Issues with notifications during network failover

Hello everyone,

I’ve been working for a couple of days on configuring a failover setup on a MikroTik router to maintain internet connectivity via LTE when the fiber connection goes down.

Main issue

The failover itself works correctly, but I have a major problem:

I am NOT receiving notifications on my mobile device when switching between Fiber and 4G (failover), especially when the phone is connected via WiFi.

Observed behavior:

  • If the phone is on WiFi:

    • Notifications stop arriving after the failover.
    • They only resume if I manually change the connection (e.g., switching to mobile data).
  • If the phone is on mobile data (4G/5G):

    • Everything works correctly, no issues.
  • Additionally:

    • Home Assistant Cloud takes some time to reconnect (I partially mitigated this by restarting it via webhook).

This leads me to believe the issue is related to persistent connections/sockets that become invalid after the public IP changes.

Context

Initially, I also had issues with Home Assistant Cloud after failover, but I solved that by sending a webhook to Home Assistant to force a cloud reconnection.

However, the notification issue still persists, which is my main concern right now.

Current network topology

  • ISP router (fiber)
  • MikroTik (handling 4G failover)
  • TP-Link Deco Mesh (in router mode)

I know this is not ideal.

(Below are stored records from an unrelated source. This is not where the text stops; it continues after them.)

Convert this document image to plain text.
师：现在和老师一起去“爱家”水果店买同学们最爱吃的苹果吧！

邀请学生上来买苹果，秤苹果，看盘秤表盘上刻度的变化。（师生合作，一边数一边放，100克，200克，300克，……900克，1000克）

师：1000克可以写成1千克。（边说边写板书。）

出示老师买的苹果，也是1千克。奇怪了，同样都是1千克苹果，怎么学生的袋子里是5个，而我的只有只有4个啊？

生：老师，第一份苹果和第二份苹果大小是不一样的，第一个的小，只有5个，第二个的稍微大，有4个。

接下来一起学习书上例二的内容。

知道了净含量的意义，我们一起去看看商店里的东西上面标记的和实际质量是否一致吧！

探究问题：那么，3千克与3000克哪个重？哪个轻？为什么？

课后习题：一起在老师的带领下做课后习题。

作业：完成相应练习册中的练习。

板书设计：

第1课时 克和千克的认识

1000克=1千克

My future plan is:

  • ONT + MikroTik as the main router
  • Deco in AP mode

But for now, I prefer not to change this until everything is stable.

Failover behavior

  • WAN (fiber) → distance 1
  • LTE (4G) → distance 2

The failover works correctly:

  • Automatic
  • Fast
  • No noticeable interruptions

The issue is not the failover itself, but what happens afterward.

Technical issue observed

When switching between Fiber and 4G:

  • The public IP changes
  • Some connections remain open or become invalid

This results in:

  • Notifications not being received over WiFi
  • Temporary issues with Home Assistant Cloud
  • Affects both cloud access and local access (I use Tailscale)

MikroTik script

I use the following script to detect the change and trigger actions:

:global lastState
:local haIP "IP_HOME_ASSISTANT"

:local activeRoutes [/ip route find where dst-address="0.0.0.0/0" active=yes]
:local bestDist 999

:foreach i in=$activeRoutes do={
    :local d [/ip route get $i distance]
    :if ($d < $bestDist) do={
        :set bestDist $d
    }
}

:log info "[CHECK] Active distance: $bestDist | Previous state: $lastState"

:if ($bestDist = 1) do={

    :if ($lastState != "WAN") do={
        :log warning "[FAILOVER] >>> SWITCH to FIBER (distance=$bestDist)"
        /tool fetch url="http://$haIP:8123/api/webhook/failover_fiber" http-method=post keep-result=no
        :set lastState "WAN"

        :delay 5s

        /ip firewall connection remove [find protocol=tcp dst-address=$haIP dst-port=8123]
        /ip firewall connection remove [find protocol=tcp src-address=$haIP src-port=8123]
        /ip firewall connection remove [find dst-address-type=!local]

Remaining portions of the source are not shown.